GPLv4 anyone?

First, I should state that I am not a lawyer and nor have I any training or schooling in law.

Over on one of the NetBSD mailing lists for its users, netbsd-users, someone from outside posted an email declaring that they were creating GPLv4 such that it was more compatible with using software freely. The initial email CC'd lots of interesting parties. As one might expect, RMS chimed in with the predictable response.

This made me stop and think. Why can't someone call something they create the GNU GPL? Or more to the point, is there anything stopping me from creating a document and calling that GPLv4? I summarised these questions in a followup email to Richard's reply, to which there is no response yet.

For the sake of curiousity, I went and had a look at the section of the license that allows you to upgrade to another version. It reads like this:

    This program is free software: you can redistribute it and/or modify
    it under the terms of the GNU General Public License as published by
    the Free Software Foundation, either version 3 of the License, or
    (at your option) any later version.

This paragraph is interesting on a couple of grounds:

  • 1. The use of "the License" could possibly be argued to be ambiguous as nowhere in the document itself is the term "the License" defined. It is common in legal documents to see something like this: ...the GNU General Public License (hereafter referered to as "the License")... or even to define the term "License" in a similar fashion to the manner in which Program and others are defined much higher up in the document.
  • 2. The reference to "any later version" is again potentially ambiguous. Do all GNU General Public Licenses have to have from the FSF? Why can't I write my own GNU General Public License? Furthermore, this phrase refers directly to the License which is not clearly defined so if we're not sure what that means then this also has no meaning.

Question is, if you have a couple of loose ends like that, can you thereafter unravel the entire GPL or use them as grounds for defense against litigation for an alleged infringement of the GPL?

The catch here is that this is a legal document and as such, precise wording and phrasing is required to ensure that the correct meaning is conveyed. It may be that the use of English here isn't vague in some courts of law (or to some people) but put a couple of laywers in court to fight over the GPL and I'm sure that the meaning of ambiguous phrases like this would be entertainment for them for days.

I suppose the real question to ask here is what is to stop anyone from authoring anything titled GNU General Public License Version 5 and thereafter claim it is a later version of the GNU General Public License, originally written by the FSF? Can you imagine if Microsoft found a way to legally author a later version of the GNU GPL that could be used in place of the existing GPL?
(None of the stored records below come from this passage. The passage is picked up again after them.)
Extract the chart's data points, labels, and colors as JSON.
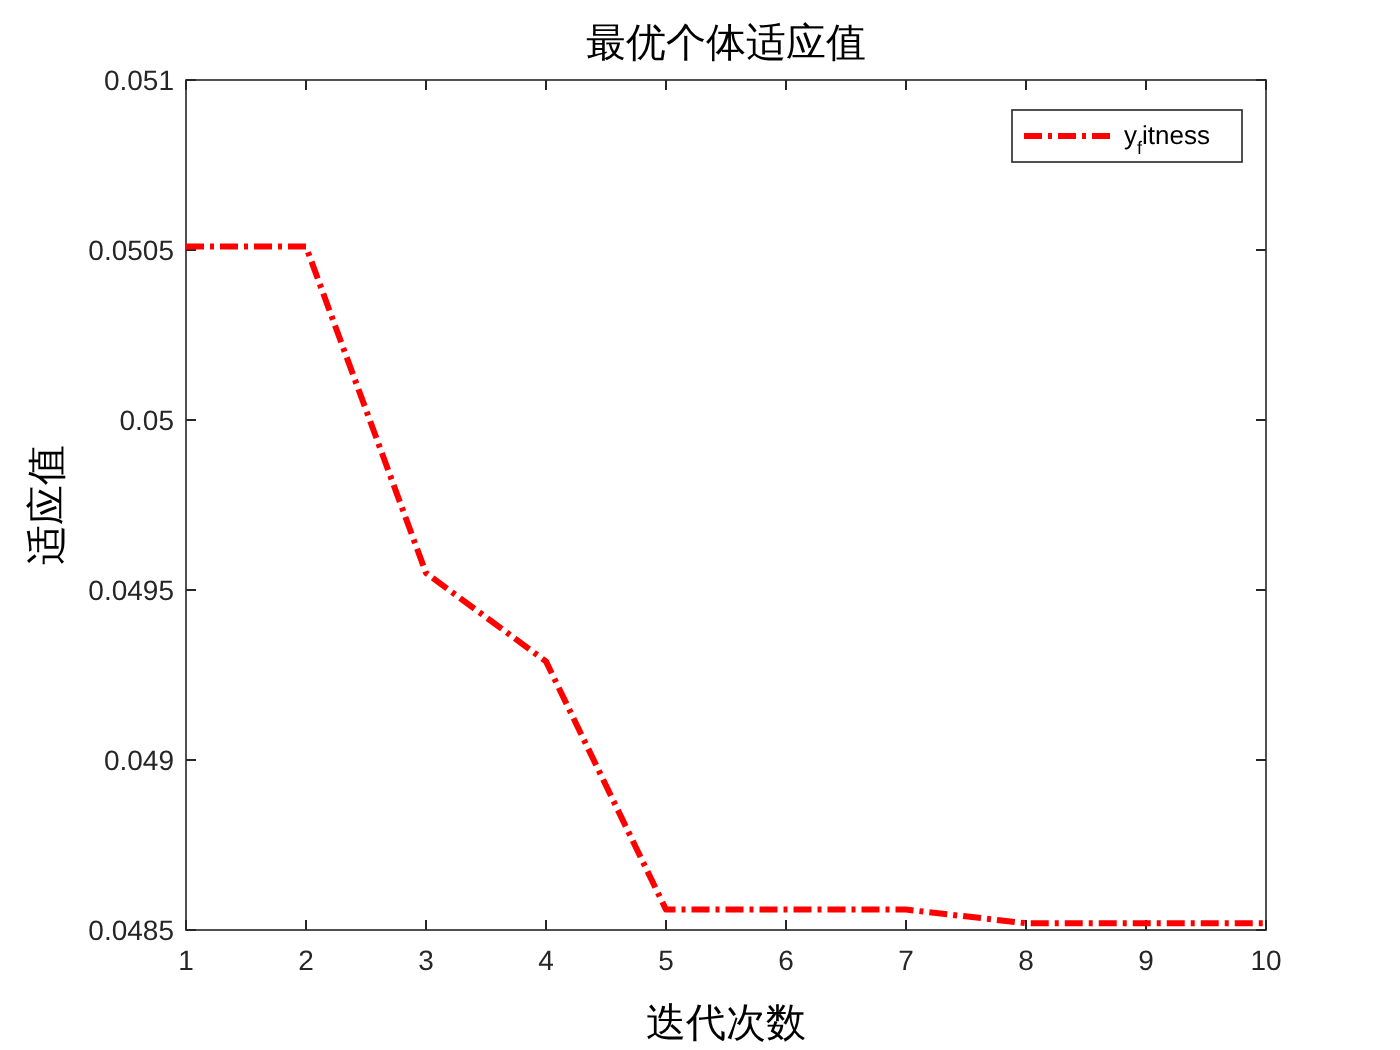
{
  "chart_data": {
    "type": "line",
    "title": "最优个体适应值",
    "xlabel": "迭代次数",
    "ylabel": "适应值",
    "x": [
      1,
      2,
      3,
      4,
      5,
      6,
      7,
      8,
      9,
      10
    ],
    "series": [
      {
        "name": "y$_{f}$itness",
        "color": "#ff0000",
        "values": [
          0.05051,
          0.05051,
          0.04955,
          0.04929,
          0.04856,
          0.04856,
          0.04856,
          0.04852,
          0.04852,
          0.04852
        ]
      }
    ],
    "xlim": [
      1,
      10
    ],
    "xticks": [
      1,
      2,
      3,
      4,
      5,
      6,
      7,
      8,
      9,
      10
    ],
    "ylim": [
      0.0485,
      0.051
    ],
    "yticks": [
      0.0485,
      0.049,
      0.0495,
      0.05,
      0.0505,
      0.051
    ],
    "legend": "top right",
    "grid": false,
    "marker": "none",
    "line_style": "dashed"
  }
}
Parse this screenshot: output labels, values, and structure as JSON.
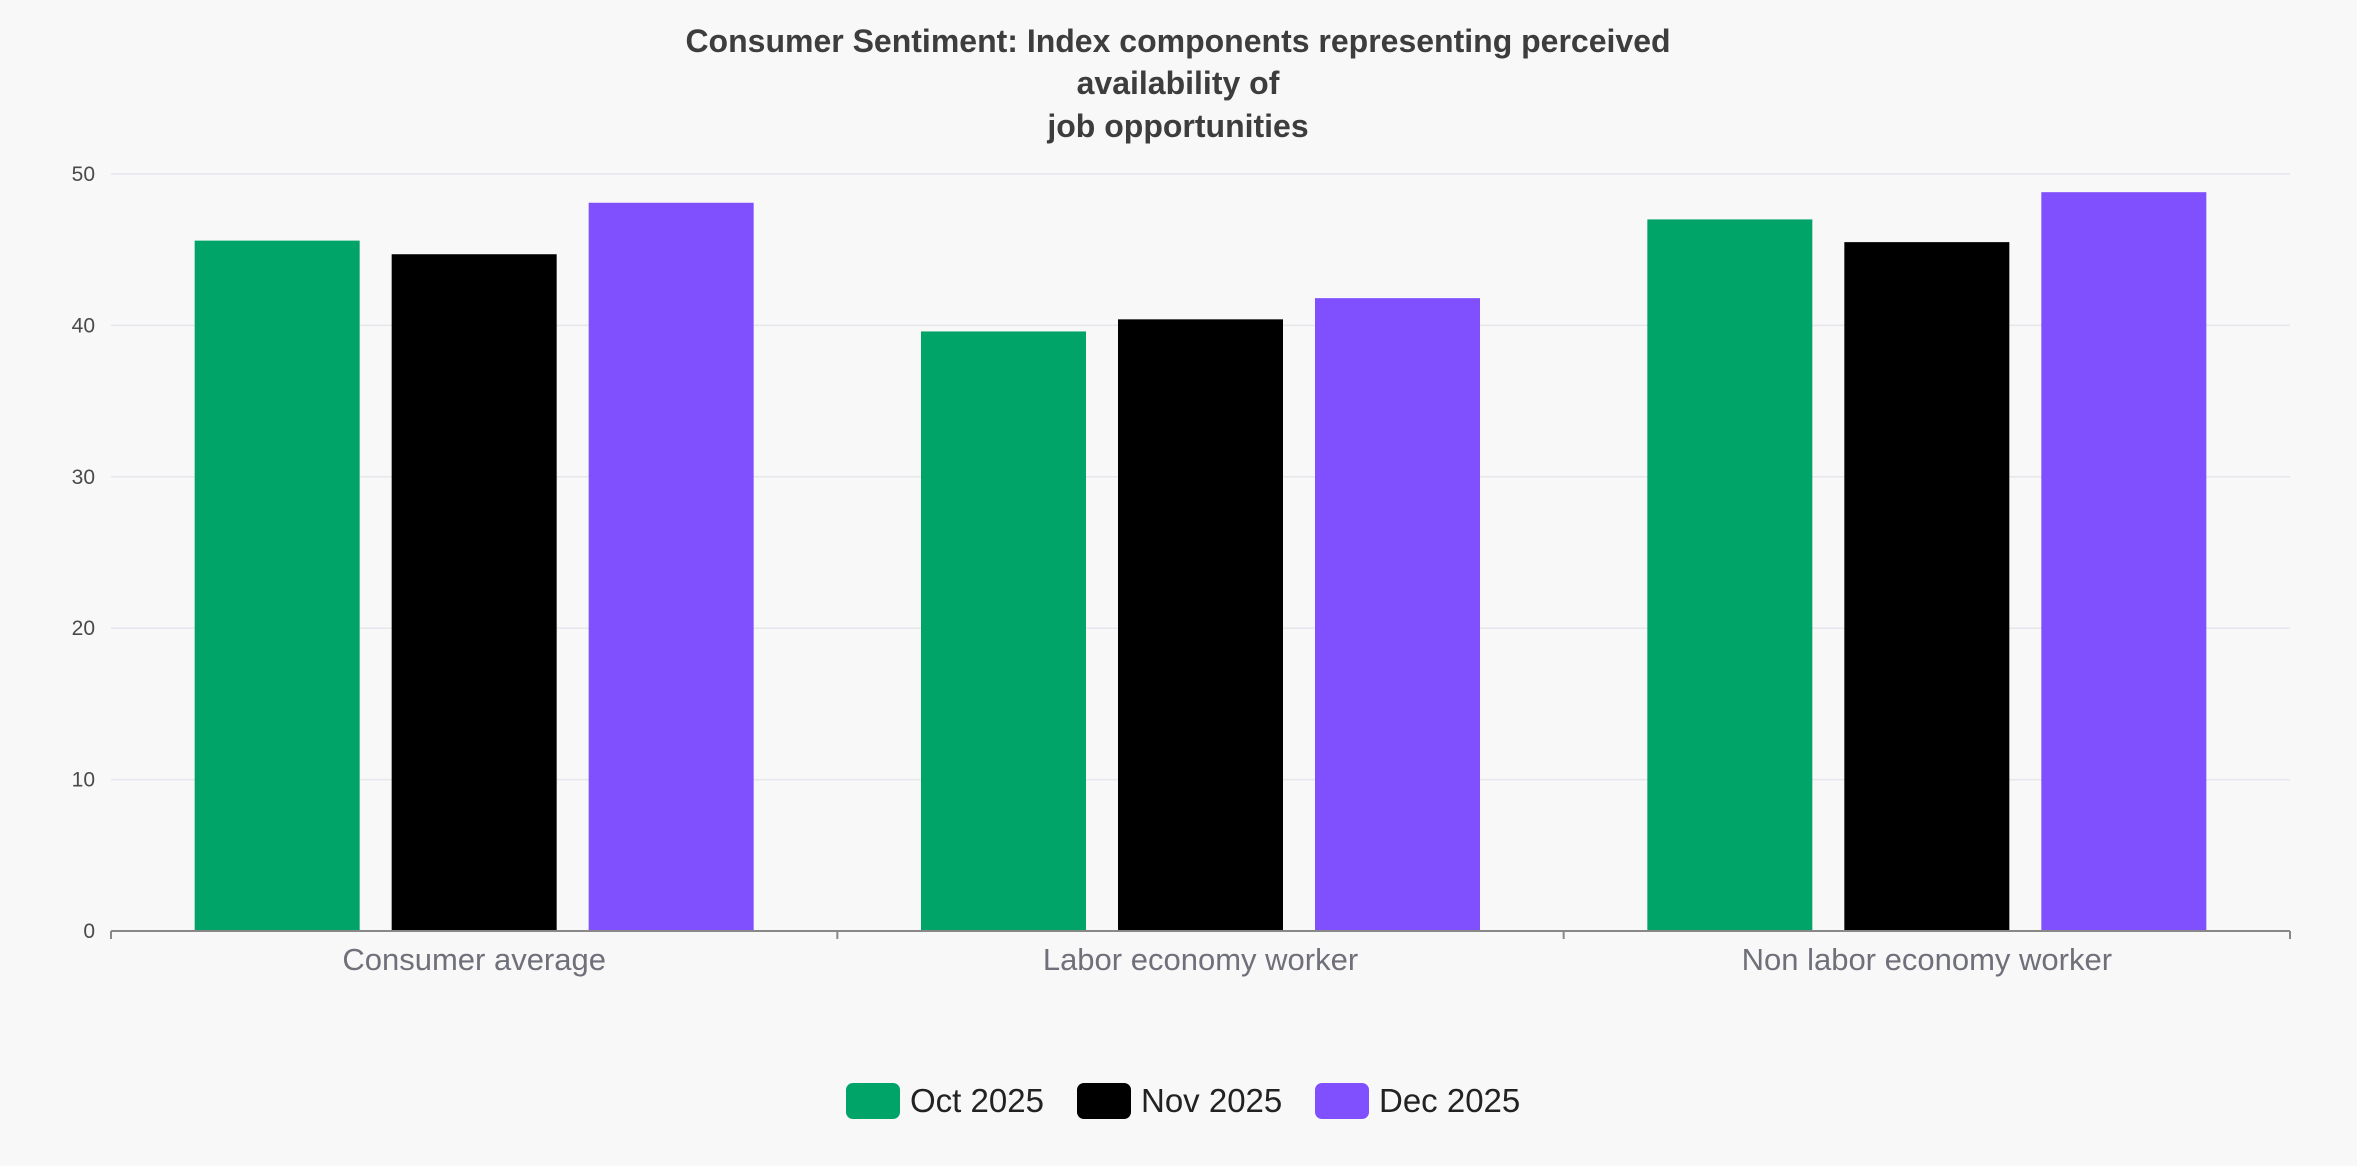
{
  "chart_data": {
    "type": "bar",
    "title_lines": [
      "Consumer Sentiment: Index components representing perceived",
      "availability of",
      "job opportunities"
    ],
    "categories": [
      "Consumer average",
      "Labor economy worker",
      "Non labor economy worker"
    ],
    "series": [
      {
        "name": "Oct 2025",
        "color": "#00a468",
        "values": [
          45.6,
          39.6,
          47.0
        ]
      },
      {
        "name": "Nov 2025",
        "color": "#000000",
        "values": [
          44.7,
          40.4,
          45.5
        ]
      },
      {
        "name": "Dec 2025",
        "color": "#8050ff",
        "values": [
          48.1,
          41.8,
          48.8
        ]
      }
    ],
    "ylim": [
      0,
      50
    ],
    "yticks": [
      0,
      10,
      20,
      30,
      40,
      50
    ],
    "grid": true,
    "legend_position": "bottom-center",
    "colors": {
      "background": "#f8f8f8",
      "gridline": "#e6e6ec",
      "axis": "#888888",
      "title": "#3d3d3d"
    }
  }
}
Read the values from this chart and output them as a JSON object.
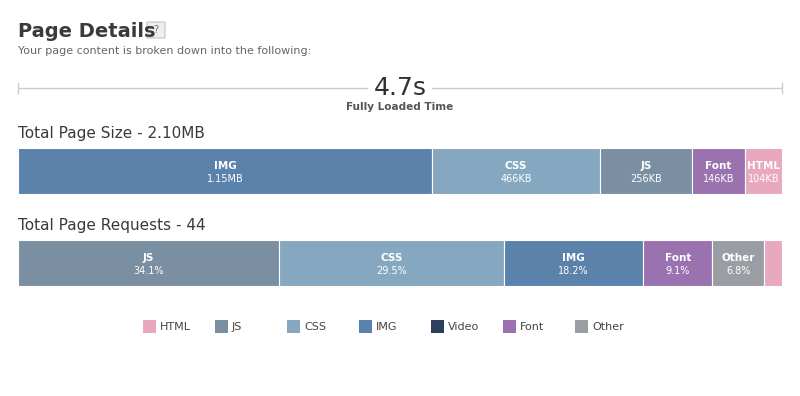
{
  "title": "Page Details",
  "subtitle": "Your page content is broken down into the following:",
  "loaded_time": "4.7s",
  "loaded_label": "Fully Loaded Time",
  "size_title": "Total Page Size - 2.10MB",
  "requests_title": "Total Page Requests - 44",
  "size_bars": [
    {
      "label": "IMG",
      "sublabel": "1.15MB",
      "value": 1150,
      "color": "#5b82aa"
    },
    {
      "label": "CSS",
      "sublabel": "466KB",
      "value": 466,
      "color": "#85a8c0"
    },
    {
      "label": "JS",
      "sublabel": "256KB",
      "value": 256,
      "color": "#7a8fa2"
    },
    {
      "label": "Font",
      "sublabel": "146KB",
      "value": 146,
      "color": "#9b72b0"
    },
    {
      "label": "HTML",
      "sublabel": "104KB",
      "value": 104,
      "color": "#e8a8c0"
    }
  ],
  "req_bars": [
    {
      "label": "JS",
      "sublabel": "34.1%",
      "value": 34.1,
      "color": "#7a8fa2"
    },
    {
      "label": "CSS",
      "sublabel": "29.5%",
      "value": 29.5,
      "color": "#85a8c0"
    },
    {
      "label": "IMG",
      "sublabel": "18.2%",
      "value": 18.2,
      "color": "#5b82aa"
    },
    {
      "label": "Font",
      "sublabel": "9.1%",
      "value": 9.1,
      "color": "#9b72b0"
    },
    {
      "label": "Other",
      "sublabel": "6.8%",
      "value": 6.8,
      "color": "#9a9ea4"
    },
    {
      "label": "",
      "sublabel": "",
      "value": 2.3,
      "color": "#e8a8c0"
    }
  ],
  "legend": [
    {
      "label": "HTML",
      "color": "#e8a8c0"
    },
    {
      "label": "JS",
      "color": "#7a8fa2"
    },
    {
      "label": "CSS",
      "color": "#85a8c0"
    },
    {
      "label": "IMG",
      "color": "#5b82aa"
    },
    {
      "label": "Video",
      "color": "#2d3e5f"
    },
    {
      "label": "Font",
      "color": "#9b72b0"
    },
    {
      "label": "Other",
      "color": "#9a9ea4"
    }
  ],
  "bg_color": "#ffffff",
  "text_color": "#3a3a3a"
}
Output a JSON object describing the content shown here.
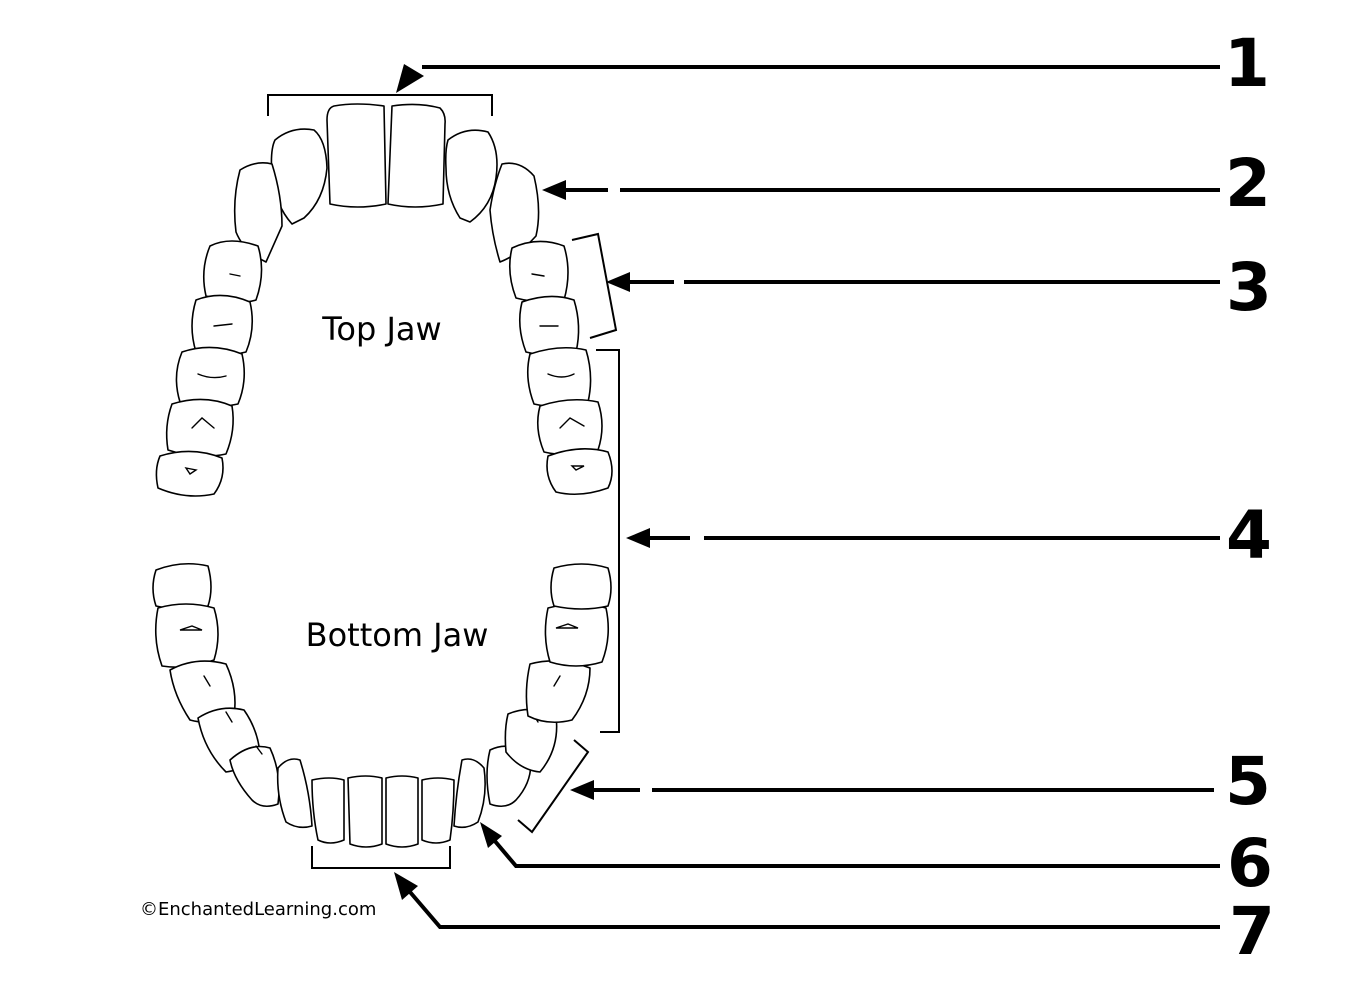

In case you have forgotten, I'm not a lawyer and all of the above is just my personal opinion having spent 30 seconds looking and thinking about it. Well maybe less than 30 seconds - I try hard not to think about the GPL, it makes me want to vomit.


Another twist on this is what exactly does Free Software Foundation refer to? The document doesn't define that, either. Does this mean that in a country where there is no entity called the Free Software Foundation that there are limitations on enforcing the GPL? Again, what if Microsoft were to register an organisation known as the Free Software Foundation in Nigeria or some other unobvious country? I'm actually curious if it is possible to register such an entity separately in California to Massachusetts? Or is the register for foundations country wide?

Comments:

I think this is pretty straight forward. "The License" refers to "the GNU General Public License" AS PUBLISHED BY THE FSF. Therefore, anyone can create a GPLv4 if they want, but only when it is published by the FSF does the upgrade provision hold.

Posted by Nathaniel McCallum on July 17, 2008 at 07:25 AM PDT #

And what if I were to found an organisation in Australia or Bolivia or China or... and call it the Free Software Foundation?

Posted by Darren on July 17, 2008 at 07:32 AM PDT #

First, such an action would likely be treated in most countries as fraud, trademark infringement or, at least, acting in bad faith.

Second, the FSF instructs you to put the full header (not just the portion you quoted; see the full header here: http://www.gnu.org/licenses/gpl-howto.html) into your software. This full header contains either the address of the FSF or its URL.

Posted by Nathaniel McCallum on July 17, 2008 at 09:48 AM PDT #

The FSF is not a registered trademark, or else the use by the FSF is such that they would not be protected by the court as they never use (r) or (tm), and there are limitations on what trademark protection can do. If the FSF wishes for FSF to be <i>theirs</i> in all countries then they are required to register it thus.